22 mesures pour faire de la vie nocturne un enfer

Paris est la première destination touristique mondiale. Mais cela ne suffit pas au MAEDI (ministère des Affaires étrangères et du Développement international) qui a commandé un rapport afin de « développer et promouvoir la vie nocturne française ». Le titre du rapport : 22 mesures pour faire de la vie nocturne un facteur d’attractivité touristique à l’international. Ou 22 mesures pour rendre les villes invivables la nuit?

Petit florilège de ce rapport qui « n’engage que ses auteurs » et qui « fera l’objet d’un examen par le Ministre ». Il est cependant publié sur le site du MAEDI, ce qui lui confère un certain poids. Or, il s’appuie sur des données partiales et ouvre des perspectives inacceptables.

« La concurrence d’autres capitales nationales ou régionales comme Berlin, Londres ou Barcelone, qui ont développé des stratégies de communication offensives sur le thème de la nuit, est très forte. Se décrivant comme « des villes qui ne dorment jamais », accueillantes et ouvertes sur le monde, elles sont des destinations privilégiées de touristes européens dès le vendredi soir. »
L’objectif est, en réalité, de faire de Paris en priorité, une ville qui ne dort jamais, c’est-à-dire une ville dont les habitants ne dorment jamais. Pour mémoire, M. Le Ministre, le sommeil est un besoin et la privation de sommeil est un mode de torture très efficace.

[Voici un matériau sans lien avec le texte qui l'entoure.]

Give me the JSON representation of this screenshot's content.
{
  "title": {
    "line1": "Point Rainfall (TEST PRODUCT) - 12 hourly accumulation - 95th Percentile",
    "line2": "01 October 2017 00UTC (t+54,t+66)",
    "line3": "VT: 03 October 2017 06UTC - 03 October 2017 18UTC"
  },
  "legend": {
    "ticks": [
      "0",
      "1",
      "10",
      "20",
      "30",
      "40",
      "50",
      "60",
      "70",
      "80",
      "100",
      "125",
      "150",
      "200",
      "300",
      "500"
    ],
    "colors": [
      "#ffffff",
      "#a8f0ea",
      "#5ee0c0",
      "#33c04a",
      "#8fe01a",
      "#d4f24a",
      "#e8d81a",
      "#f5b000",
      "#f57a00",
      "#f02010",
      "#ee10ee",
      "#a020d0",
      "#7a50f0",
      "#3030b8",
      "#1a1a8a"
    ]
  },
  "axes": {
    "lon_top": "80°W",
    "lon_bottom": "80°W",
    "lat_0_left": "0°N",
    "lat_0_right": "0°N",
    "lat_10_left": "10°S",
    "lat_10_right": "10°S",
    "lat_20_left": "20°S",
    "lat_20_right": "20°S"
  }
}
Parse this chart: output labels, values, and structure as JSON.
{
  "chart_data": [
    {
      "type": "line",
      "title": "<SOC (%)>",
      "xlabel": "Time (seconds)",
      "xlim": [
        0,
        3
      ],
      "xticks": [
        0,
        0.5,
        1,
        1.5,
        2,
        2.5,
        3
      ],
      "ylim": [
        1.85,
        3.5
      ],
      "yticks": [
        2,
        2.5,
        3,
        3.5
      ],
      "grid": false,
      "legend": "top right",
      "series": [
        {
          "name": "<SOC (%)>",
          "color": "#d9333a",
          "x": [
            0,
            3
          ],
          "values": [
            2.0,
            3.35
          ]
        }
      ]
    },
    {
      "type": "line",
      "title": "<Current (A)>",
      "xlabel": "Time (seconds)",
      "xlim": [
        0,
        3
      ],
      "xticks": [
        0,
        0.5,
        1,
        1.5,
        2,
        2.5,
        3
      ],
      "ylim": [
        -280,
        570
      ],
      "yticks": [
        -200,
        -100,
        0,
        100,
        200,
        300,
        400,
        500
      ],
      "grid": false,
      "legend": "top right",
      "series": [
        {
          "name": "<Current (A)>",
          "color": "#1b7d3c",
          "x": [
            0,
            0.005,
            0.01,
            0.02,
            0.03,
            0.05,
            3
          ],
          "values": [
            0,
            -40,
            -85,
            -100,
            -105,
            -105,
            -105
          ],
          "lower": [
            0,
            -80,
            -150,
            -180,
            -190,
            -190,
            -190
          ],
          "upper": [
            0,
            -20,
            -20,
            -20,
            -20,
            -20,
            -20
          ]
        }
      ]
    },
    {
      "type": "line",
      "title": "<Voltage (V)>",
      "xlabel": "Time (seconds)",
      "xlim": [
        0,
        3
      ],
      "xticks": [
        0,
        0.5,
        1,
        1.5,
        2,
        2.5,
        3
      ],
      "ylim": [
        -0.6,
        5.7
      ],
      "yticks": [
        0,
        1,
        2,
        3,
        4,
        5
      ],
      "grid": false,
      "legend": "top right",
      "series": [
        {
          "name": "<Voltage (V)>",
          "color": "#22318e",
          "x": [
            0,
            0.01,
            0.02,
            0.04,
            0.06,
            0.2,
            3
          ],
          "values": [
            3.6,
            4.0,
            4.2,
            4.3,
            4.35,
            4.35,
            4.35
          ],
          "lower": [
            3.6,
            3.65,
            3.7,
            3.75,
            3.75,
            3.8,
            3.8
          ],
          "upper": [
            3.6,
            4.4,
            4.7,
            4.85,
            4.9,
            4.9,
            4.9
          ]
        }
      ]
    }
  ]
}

Est-ce bien ce que vous souhaitez infliger aux Parisiens et, dans la logique du rapport, aux habitants de bien d’autres villes françaises ?

« A l’heure actuelle, la mauvaise perception de la nuit explique en partie la difficulté de certaines villes ou opérateurs touristiques à en assurer la promotion. Les actions des associations de riverains à l’encontre des organisateurs d’évènements ou gérants d’établissements sont particulièrement dommageables, et ce alors que ces organismes ne représentent les intérêts que d’un faible nombre d’usagers. »
Les victimes des nuisances sonores nocturnes et les associations qui les représentent sont selon les auteurs du rapport, M. le Ministre, des gêneurs au comportement « dommageable ». Les victimes des gêneurs (de ceux qui les empêchent de dormir) sont accusés d’être des gêneurs. La loi du plus fort devra-t-elle prévaloir pour mieux contourner la LOI ?

« Proposition 4 : valoriser la nuit culturelle et festive avec la mise en place d’un outil dédié de type marque ou label
Les produits touristiques correspondant aux cinq pôles d’excellence pourraient devenir cinq segments de la marque Qualité TourismeTM. Appliquée au monde de la nuit, cette marque valoriserait à la fois la qualité de l’accueil et du service, l’exigence de la programmation des établissements labellisés et leur travail en bonne intelligence avec leur environnement immédiat. »

Qui décernera le label de « bonne intelligence avec leur environnement immédiat » ? Les riverains qui sont les principaux intéressés et les mieux placés pour exercer cette expertise seront-ils consultés et leurs voix seront-elles entendues? Ou bien les victimes seront-elles réduites au silence ? La victime doit-elle passer pour le bourreau ?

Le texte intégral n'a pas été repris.